Table of Contents

XML Example

<?xml version='1.0' encoding='UTF-8' ?>
<!-- first XML example -->
<message id="123456">
  <text>Hello World!</text>
</message>

- version: The version number of the XML document.

- encoding: Character encoding - 'ISO-8859-2' refers to Latin-2 encoding.

- comments: Comments can be placed between <!– –>, and they can span multiple lines.

- tagging data: Data is labeled using tags. For example, <name></name>, where <name> is the opening tag and </name> is the closing tag. If the tag doesn't contain data, the closing can be simplified like <name />.

- In this example, “Hello World!” is stored in the <text> tag.

- An XML file contains a root element (or root tag) to which all other elements belong, in this case <message>. Elements that contain other elements are called parent elements, and the elements within them are called child elements.

- Elements can contain an unlimited number of attributes (properties), such as the id attribute = “123456”. Attribute names are not limited in length, but every attribute name must start with a letter.

Special Characters in XML

In XML, special characters are represented as follows:

- & - &amp;

- < - &lt;

- > - &gt;

- ' - &apos;

- - &quot;

CDATA Section

A CDATA section can contain embedded data, such as the following example:

<script language="JavaScript" type="text/javascript">
  <![CDATA[
    function sayHello() {
      document.write("Hello World!");
    }
  ]]>
</script>

XML Namespaces

Since creators of XML documents use their own vocabulary to build XML, name conflicts are possible. For example, the <student> tag might be too generic. Using namespace prefixes, the element can be specialized:

<miskolc:student>John Smith</miskolc:student> 

Here, the qualified element is student and the namespace prefix is miskolc.

<?xml version="1.0" encoding="UTF-8"?>
<data xmlns:unimiskolc="www.uni-miskolc.hu">
  <unimiskolc:file filename="aula.jpg">
    <unimiskolc:description>Photo of the university hall</unimiskolc:description>
    <unimiskolc:size width="200" height="100" />
  </unimiskolc:file>
</adatok>

In this example, the namespace prefix unimiskolc is defined to avoid name conflicts, and it links the data to the www.uni-miskolc.hu namespace.

XML Interpreters

XML interpreters process XML documents by performing syntactic validation.

Definition

An XML document is considered “well-formed” if it is syntactically flawless.

This means: - It has a single root element.

- Every opening tag has a corresponding closing tag.

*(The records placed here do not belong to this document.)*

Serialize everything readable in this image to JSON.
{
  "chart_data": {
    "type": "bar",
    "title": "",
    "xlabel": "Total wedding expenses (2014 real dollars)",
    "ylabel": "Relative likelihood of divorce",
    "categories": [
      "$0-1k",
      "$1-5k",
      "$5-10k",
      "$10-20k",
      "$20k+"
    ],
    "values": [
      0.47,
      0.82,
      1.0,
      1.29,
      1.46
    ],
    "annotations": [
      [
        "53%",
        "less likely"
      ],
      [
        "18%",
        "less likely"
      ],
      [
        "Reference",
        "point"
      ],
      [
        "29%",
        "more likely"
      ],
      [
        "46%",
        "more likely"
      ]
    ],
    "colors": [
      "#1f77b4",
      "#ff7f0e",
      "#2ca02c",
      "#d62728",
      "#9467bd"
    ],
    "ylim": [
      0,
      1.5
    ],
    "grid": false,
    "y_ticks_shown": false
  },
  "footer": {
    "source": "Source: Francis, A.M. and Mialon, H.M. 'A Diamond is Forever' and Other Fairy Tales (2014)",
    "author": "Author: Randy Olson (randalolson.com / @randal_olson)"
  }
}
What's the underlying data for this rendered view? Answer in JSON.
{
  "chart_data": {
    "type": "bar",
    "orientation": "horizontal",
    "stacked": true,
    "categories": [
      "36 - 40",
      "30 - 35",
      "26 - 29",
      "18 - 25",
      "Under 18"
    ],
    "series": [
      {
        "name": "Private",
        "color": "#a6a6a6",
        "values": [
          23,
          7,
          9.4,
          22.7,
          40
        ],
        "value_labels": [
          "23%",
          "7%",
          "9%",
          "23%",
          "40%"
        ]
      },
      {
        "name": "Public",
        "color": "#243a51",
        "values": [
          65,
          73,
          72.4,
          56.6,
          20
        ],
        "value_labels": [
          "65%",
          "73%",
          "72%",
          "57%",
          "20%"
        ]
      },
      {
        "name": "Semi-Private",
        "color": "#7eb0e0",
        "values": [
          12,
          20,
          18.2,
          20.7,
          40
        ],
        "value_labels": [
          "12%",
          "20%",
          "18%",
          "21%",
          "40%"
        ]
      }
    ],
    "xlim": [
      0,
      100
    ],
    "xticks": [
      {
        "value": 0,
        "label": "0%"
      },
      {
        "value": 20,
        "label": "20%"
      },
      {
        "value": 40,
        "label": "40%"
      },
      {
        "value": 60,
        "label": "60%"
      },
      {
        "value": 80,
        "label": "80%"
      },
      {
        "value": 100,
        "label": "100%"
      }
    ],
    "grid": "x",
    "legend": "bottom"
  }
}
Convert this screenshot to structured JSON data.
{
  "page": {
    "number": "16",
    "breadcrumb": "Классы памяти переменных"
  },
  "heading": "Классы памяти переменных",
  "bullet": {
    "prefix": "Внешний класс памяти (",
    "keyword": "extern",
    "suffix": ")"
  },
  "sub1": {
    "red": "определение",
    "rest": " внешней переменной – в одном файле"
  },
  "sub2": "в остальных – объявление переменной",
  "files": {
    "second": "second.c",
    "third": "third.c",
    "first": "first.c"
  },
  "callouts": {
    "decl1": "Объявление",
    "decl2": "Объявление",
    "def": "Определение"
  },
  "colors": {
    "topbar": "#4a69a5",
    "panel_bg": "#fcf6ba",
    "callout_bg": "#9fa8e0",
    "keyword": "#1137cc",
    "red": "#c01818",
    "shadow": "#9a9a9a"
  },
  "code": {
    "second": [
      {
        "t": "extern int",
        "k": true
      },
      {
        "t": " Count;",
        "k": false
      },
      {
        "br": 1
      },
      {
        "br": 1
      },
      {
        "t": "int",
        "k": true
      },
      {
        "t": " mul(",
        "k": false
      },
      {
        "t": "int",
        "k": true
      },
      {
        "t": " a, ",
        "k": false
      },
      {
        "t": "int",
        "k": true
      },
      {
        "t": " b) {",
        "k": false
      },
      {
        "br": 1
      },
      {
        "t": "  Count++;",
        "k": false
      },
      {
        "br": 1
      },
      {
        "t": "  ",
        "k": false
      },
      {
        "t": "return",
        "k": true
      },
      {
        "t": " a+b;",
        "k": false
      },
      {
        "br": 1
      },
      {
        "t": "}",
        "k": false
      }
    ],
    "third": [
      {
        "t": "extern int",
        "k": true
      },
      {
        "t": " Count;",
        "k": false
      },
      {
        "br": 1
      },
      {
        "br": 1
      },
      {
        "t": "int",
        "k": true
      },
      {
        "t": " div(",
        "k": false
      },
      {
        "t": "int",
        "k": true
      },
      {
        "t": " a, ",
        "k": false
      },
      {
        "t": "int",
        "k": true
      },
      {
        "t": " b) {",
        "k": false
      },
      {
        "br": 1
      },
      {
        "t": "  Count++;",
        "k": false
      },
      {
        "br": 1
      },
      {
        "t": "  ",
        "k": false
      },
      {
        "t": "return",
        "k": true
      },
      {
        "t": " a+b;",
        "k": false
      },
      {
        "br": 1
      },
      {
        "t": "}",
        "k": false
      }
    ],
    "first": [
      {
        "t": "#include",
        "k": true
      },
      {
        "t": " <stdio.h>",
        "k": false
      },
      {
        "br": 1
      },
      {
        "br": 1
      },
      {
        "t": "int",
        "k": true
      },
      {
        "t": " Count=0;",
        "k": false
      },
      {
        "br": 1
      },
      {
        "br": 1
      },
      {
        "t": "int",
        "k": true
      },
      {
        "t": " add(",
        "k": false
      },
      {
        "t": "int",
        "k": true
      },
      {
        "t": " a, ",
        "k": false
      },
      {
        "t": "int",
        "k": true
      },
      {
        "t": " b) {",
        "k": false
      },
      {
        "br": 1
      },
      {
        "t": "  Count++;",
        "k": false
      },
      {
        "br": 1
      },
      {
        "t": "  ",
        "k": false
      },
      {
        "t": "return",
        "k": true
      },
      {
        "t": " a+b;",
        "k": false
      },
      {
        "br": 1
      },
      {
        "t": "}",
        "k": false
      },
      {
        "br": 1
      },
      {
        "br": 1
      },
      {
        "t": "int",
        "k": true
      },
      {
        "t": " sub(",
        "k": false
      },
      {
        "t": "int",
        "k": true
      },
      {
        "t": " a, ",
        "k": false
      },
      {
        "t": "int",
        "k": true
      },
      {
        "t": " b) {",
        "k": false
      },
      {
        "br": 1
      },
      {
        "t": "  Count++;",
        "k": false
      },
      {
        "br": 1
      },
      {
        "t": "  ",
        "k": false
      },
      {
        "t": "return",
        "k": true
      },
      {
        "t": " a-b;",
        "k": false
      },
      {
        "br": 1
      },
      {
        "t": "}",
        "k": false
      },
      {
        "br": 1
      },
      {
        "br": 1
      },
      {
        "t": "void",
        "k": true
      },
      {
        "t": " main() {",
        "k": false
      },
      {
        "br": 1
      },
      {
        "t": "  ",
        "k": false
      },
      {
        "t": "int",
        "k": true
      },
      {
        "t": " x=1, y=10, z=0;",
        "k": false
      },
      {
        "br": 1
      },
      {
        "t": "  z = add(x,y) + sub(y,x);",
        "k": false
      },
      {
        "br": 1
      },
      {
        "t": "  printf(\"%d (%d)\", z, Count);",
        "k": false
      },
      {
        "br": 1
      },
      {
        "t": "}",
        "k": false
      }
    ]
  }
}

- The attributes are properly specified.

Therefore, the term “well-formed” does not refer to the visual formatting of the XML file with tabs, spaces, or its human-readable structure!

Example

<root><element>abc</element><a>this worng<b></root>

This XML is syntactically incorrect because the `<a>` tag is not closed.

Example

The following example is neatly formatted but still not well-formed:

<CONTACT>
   <NAME>Frank Lee</NAME>
   <EMAIL>flee@flee.com
</CONTACT>

Here’s the correct version:

<CONTACT>
   <NAME>Frank Lee</NAME>
   <EMAIL>flee@flee.com</EMAIL>
</CONTACT>

What’s the difference? In the incorrect version, the `<EMAIL>` tag is not closed, causing the document to be invalid, even though it is visually well-structured.